黒雲に輝く一筋の



「ただいま……?」
 玄関先にあったのは、二足の見慣れない靴。どうやら珍しく客が来ているようだった。
「お帰りなさい、磊砢。手を洗っていらっしゃい、今皆でお茶をしているから」
 母が自分も同席させるとは、本当に誰が来ているのだろうかと磊砢は首を傾げた。少し考えてみても、誰も思い至らない。
 母親に言われた通り手洗いし、荷物を自室に置いた彼女が居間に入れば、そこにいたのは見覚えのあるスーツ姿の二人と、談笑する母親だった。
 静かに入ってきた磊砢に気がついたらしい二人は、顔を上げてにこりと笑う。
「お帰りなさい」
「な、なんでここに……?」
 先ほど学校で会った二人。自分の家に来るはずがないと、再び会う可能性すらも疑った二人の存在に、思わず声が上ずった。
 軽いパニックに陥っている磊砢を意にも介せず、あたかも当然と言わんばかりの態度で瑠璃が口を開いた。
「磊砢ちゃん、学校で訊いたわよね。私たちが何でここに来たのかって。あの時は答えられなくてごめんなさい。簡単に結論だけ先に言うと、理由はあなたよ」
「私?」
 突然言われてもよく状況が飲み込めず、磊砢は母や紗綾の顔を見るが、二人は沈黙しており答えはない。
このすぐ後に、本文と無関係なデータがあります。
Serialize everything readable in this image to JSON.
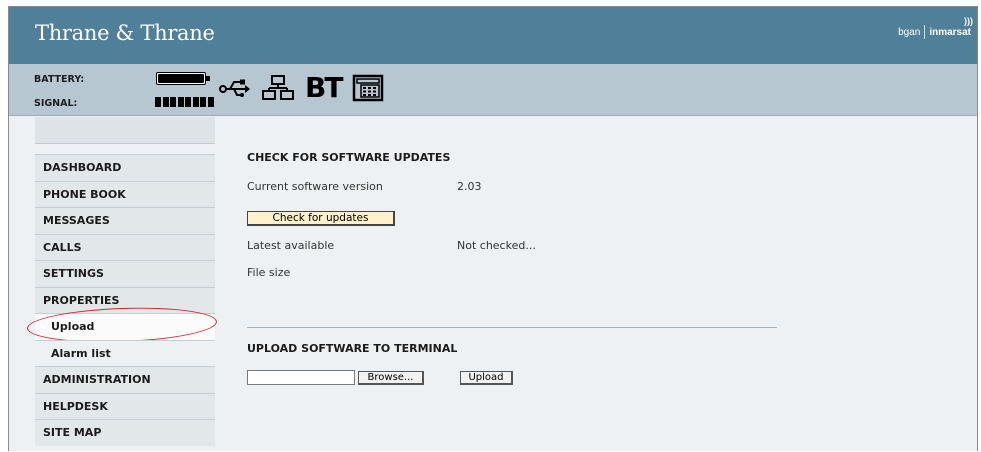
{
  "header": {
    "brand": "Thrane & Thrane",
    "partner_left": "bgan",
    "partner_right": "inmarsat"
  },
  "status": {
    "battery_label": "BATTERY:",
    "signal_label": "SIGNAL:",
    "battery_level": 1.0,
    "signal_bars": 8,
    "connection_icons": [
      "usb-icon",
      "lan-icon",
      "bluetooth-icon",
      "phone-icon"
    ],
    "bt_text": "BT"
  },
  "sidebar": {
    "items": [
      {
        "label": "DASHBOARD",
        "type": "main"
      },
      {
        "label": "PHONE BOOK",
        "type": "main"
      },
      {
        "label": "MESSAGES",
        "type": "main"
      },
      {
        "label": "CALLS",
        "type": "main"
      },
      {
        "label": "SETTINGS",
        "type": "main"
      },
      {
        "label": "PROPERTIES",
        "type": "main"
      },
      {
        "label": "Upload",
        "type": "sub",
        "active": true
      },
      {
        "label": "Alarm list",
        "type": "sub"
      },
      {
        "label": "ADMINISTRATION",
        "type": "main"
      },
      {
        "label": "HELPDESK",
        "type": "main"
      },
      {
        "label": "SITE MAP",
        "type": "main"
      }
    ]
  },
  "main": {
    "check_title": "CHECK FOR SOFTWARE UPDATES",
    "current_version_label": "Current software version",
    "current_version_value": "2.03",
    "check_button": "Check for updates",
    "latest_label": "Latest available",
    "latest_value": "Not checked...",
    "file_size_label": "File size",
    "upload_title": "UPLOAD SOFTWARE TO TERMINAL",
    "file_input_value": "",
    "browse_button": "Browse...",
    "upload_button": "Upload"
  },
  "colors": {
    "header_bg": "#507f99",
    "status_bg": "#b7c7d2",
    "check_button_bg": "#fff1cc",
    "highlight_ring": "#d4252a"
  }
}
「まあ長い話になるから座って。組織『闇・羽』のことは聞いたことがあるかしら」
「待って、待ってください。その前になんでお二人がここに……?」
 結論を急ぐ磊砢にふっと微笑んで、瑠璃はやはり淡々と告げる。
「紹介されたのよ。学校から、あなたを引き抜かないかって」
「!?」
 磊砢は驚いて息を飲んだ。だが、同時に彼女の頭の片隅はどこか冷静で、これはチャンスだと考えていた。是非、と彼女が答える前に紗綾が静かに首を横に振る。
「私は、反対です」
「わたしも賛同しかねるわねぇ」
「紗綾さん!? お母さんまで、何で!? お願いします、やらせてくださいっ」
 ここでチャンスを逃せば次はない――そう感じた磊砢は、一人意思表示をしていない瑠璃に泣きつく。が、彼女の笑顔は仮面のごとく、変化しなかった。
「私じゃ力不足だって言うの……?」
 がっくりと肩を落としつつも粘ろうとした時、電話が鳴る。紗綾の顔が一瞬、恐怖に歪んだ。磊砢の母が電話に出たことで呼び出し音が止まると、ようやく彼女は安心したようにほっと息を吐いた。
「紗綾ちゃん、まだ電話の音が苦手なのね」
「……仕方、ないじゃないですか。あの時のこと、私はまだ鮮明に覚えています。六年……長いですけど、長かったです、けど……――」
 紗綾は何か小さく呟きながら俯く。どうやら電話の音は彼女にとってトラウマらしく、彼女は自分自身を強く抱きしめていた。
 六年前。何があったのかは磊砢には知る由もないが、それは彼女が理扉に来た時と一致する。やはりこれは偶然ではないらしいと、彼女はなんとなく理解していた。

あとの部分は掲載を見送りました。